Sexual labor as labor has long been a controversial topic in academia and one critical support to sexual workers is from legal scholars Jennifer James, Jan Withers, Marilyn Haft and Sara Theiss(1975). Evidence could be found to reveal the discriminatory situation which sex workers are facing but the scholars claim that such third-party perspective is unnecessary here. They emphasised that there would be no difference between a woman choosing to be a clerk-typist or a prostitute if it is out of her own will.
Immediately the stance was challenged by three forms of argument. First, there is no such thing as “prostitutes’ consent” and therefore, prostitution would be slavery instead of work. Second, the working nature of prostitution could be considered as ‘only doing what comes naturally’ and some believe that having sex or companionship could not be counted as profession nor accomplishment of any sort.

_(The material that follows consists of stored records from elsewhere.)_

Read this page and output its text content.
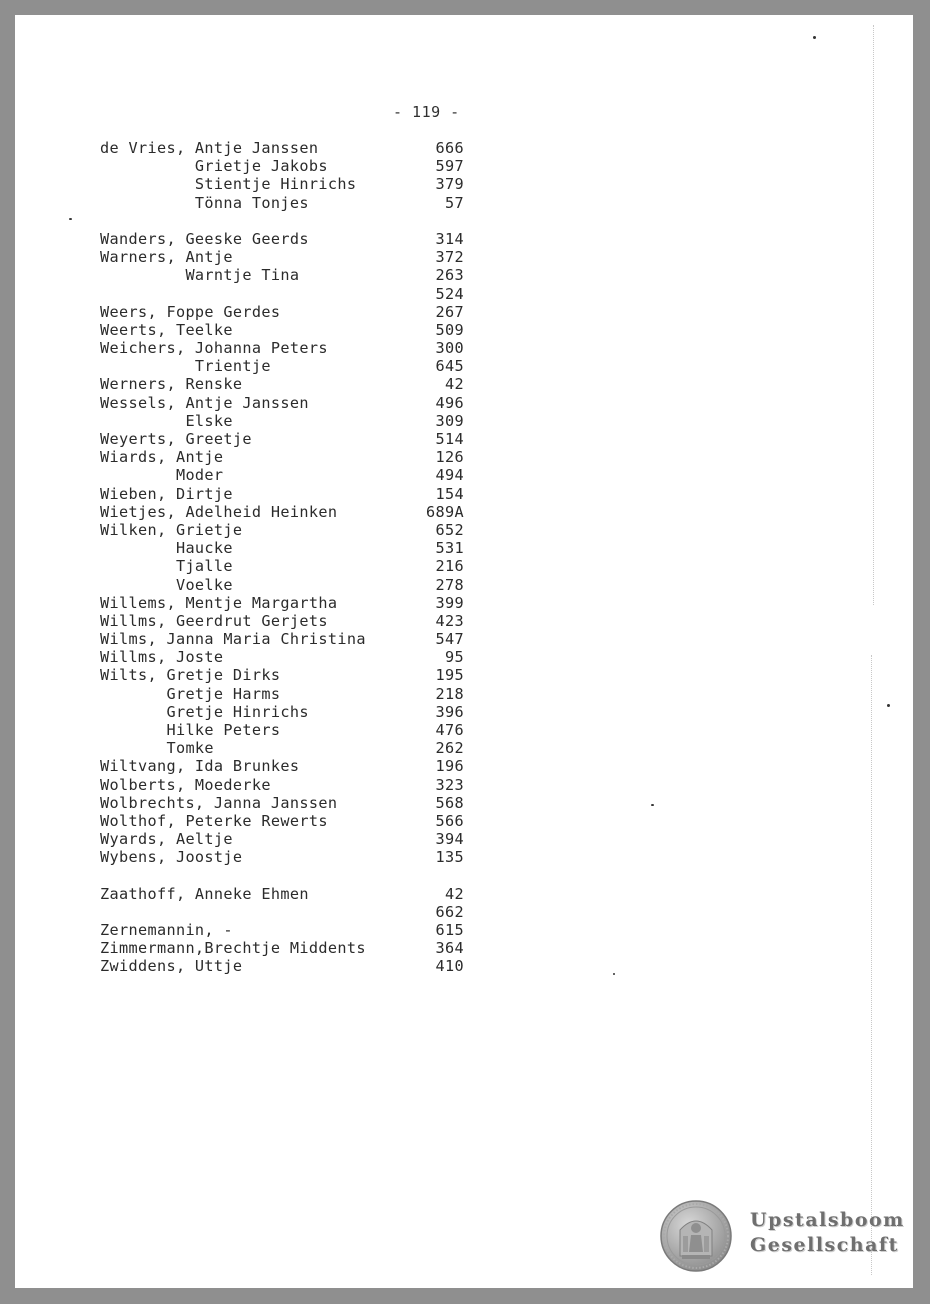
- 119 -
de Vries, Antje Janssen	666
Grietje Jakobs	597
Stientje Hinrichs	379
Tönna Tonjes	57
Wanders, Geeske Geerds	314
Warners, Antje	372
Warntje Tina	263
524
Weers, Foppe Gerdes	267
Weerts, Teelke	509
Weichers, Johanna Peters	300
Trientje	645
Werners, Renske	42
Wessels, Antje Janssen	496
Elske	309
Weyerts, Greetje	514
Wiards, Antje	126
Moder	494
Wieben, Dirtje	154
Wietjes, Adelheid Heinken	689A
Wilken, Grietje	652
Haucke	531
Tjalle	216
Voelke	278
Willems, Mentje Margartha	399
Willms, Geerdrut Gerjets	423
Wilms, Janna Maria Christina	547
Willms, Joste	95
Wilts, Gretje Dirks	195
Gretje Harms	218
Gretje Hinrichs	396
Hilke Peters	476
Tomke	262
Wiltvang, Ida Brunkes	196
Wolberts, Moederke	323
Wolbrechts, Janna Janssen	568
Wolthof, Peterke Rewerts	566
Wyards, Aeltje	394
Wybens, Joostje	135
Zaathoff, Anneke Ehmen	42
662
Zernemannin, -	615
Zimmermann,Brechtje Middents	364
Zwiddens, Uttje	410
Upstalsboom
Gesellschaft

As the radical feminist D. A. Clarke(1993) argued, ‘the mechanics of sexual stimulation are so basic and lack complexity’. The third objection, as well as the most famous one, is that sexuality is always an undividable part of oneself and the selling of sexuality would be fundamentally selling of ‘self’ (Pateman, 1988). Some refute by claiming that the sale of ‘self’ do not only exist in sex industry, but also in all productive labor under capitalism: process of alienation by Marx. Pateman differentiates prostitution from wage slaves because no other job other than prostitution would involve buyer’s unilateral rights of using women’s body directly.
In seeking autonomy in sexual industry, Pateman believes that boundary maintenance is essential in work with physically and emotionally intimate attachment. Scheff (1983) explored the notion of ‘sex workers as emotional labor’ by applying sociological perspective in it. He pointed out that emotions are shaped by cultural ideologies and can be inwardly felt and expressed. Emotion is thus producible, performable and exchangeable. Audre Lorde(1984) questioned if manipulation of emotions in intimate act and sexual desire is plausible. Her argument lied on whether ‘the erotic’, which is non-instrumental and ‘true’, can be performed. She further illustrated the idea by using pornography as example. Pornography denied the power of the erotic, in her opinion. Instead, it suppresses true feeling and ‘alienates the unalienable’, which is women’s authentic feeling.

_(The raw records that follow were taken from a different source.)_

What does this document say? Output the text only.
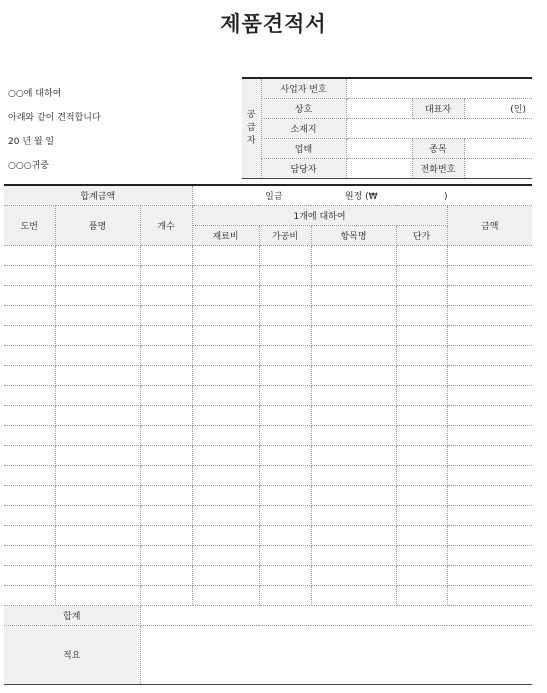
제품견적서
○○에 대하여
아래와 같이 견적합니다
20 년 월 일
○○○귀중
공
급
자	사업자 번호			
	상호		대표자	(인)
	소재지			
	업태		종목	
	담당자		전화번호	
합계금액			일금 원정 (₩ )				
도번	품명	개수	1개에 대하여				금액
			재료비	가공비	항목명	단가	

합계							
적요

Hochschild(1983) raised the view of designating emotion as serving a signal function. She argued that emotions signal secret feelings and some hopes, desires, expectations or fears are not apparent to others, and to people’s own conscious. It could be something organized and socially engineered into some kinds of ability which could be performed. This, later became a very significant point of view in the discussion of emotional labor in sex industry, as it succeeds in transforming the unavoidable objectification of sex workers to a systematic, skillful and separable job.
Hochschild then elaborated her view and suggested that sexual workers should make good use of the sense of estrangement in doing the job. As sometimes prostitutes’ customers do not only desire for mere sexual relationships, but also the experience of intimacy within the whole process of sex. Knowing how to build up a character by recalling from past experiences is crucial and she rejects Lorde’s view on the objection of manipulating emotions. Instead, she thinks that sex workers could summon or create emotions through the process of ‘deep acting’, acting the experiences as real both to the customers and to themselves. By this, it causes feigning to be much easier by making it unnecessary. Moreover, such ‘deep acting’ could be practised and improved. As a result, Hochschild concluded that objectification of emotions could be something contributive: awareness and expression of feeling. There is no necessity in romanticizing the relationship between emotion and self, but such method has already achieved to create sex workers a less destructive process. That is, by controlling emotion well, it would be used as a useful tool in boundary maintenance, as pointed out by Pateman.
However, women in sex industry still face potential danger due to intensity of work, maturity of the workers, customer attitudes and cultural biases,etc, according to Hochschild. Male customers usually justified their ideology of serving their emotional needs by believing female workers ‘owe’ them respectful service. It was rooted from the traditional image of women’s deferential behavior. Unfortunately, women in sex industry remain unsecured due to the static biases towards them. Although to certain extent, the act of emotional labor raises the degree of autonomy of women in performing their job, reviews show difficulties for them to escape from shadow of social prescription and condemnation.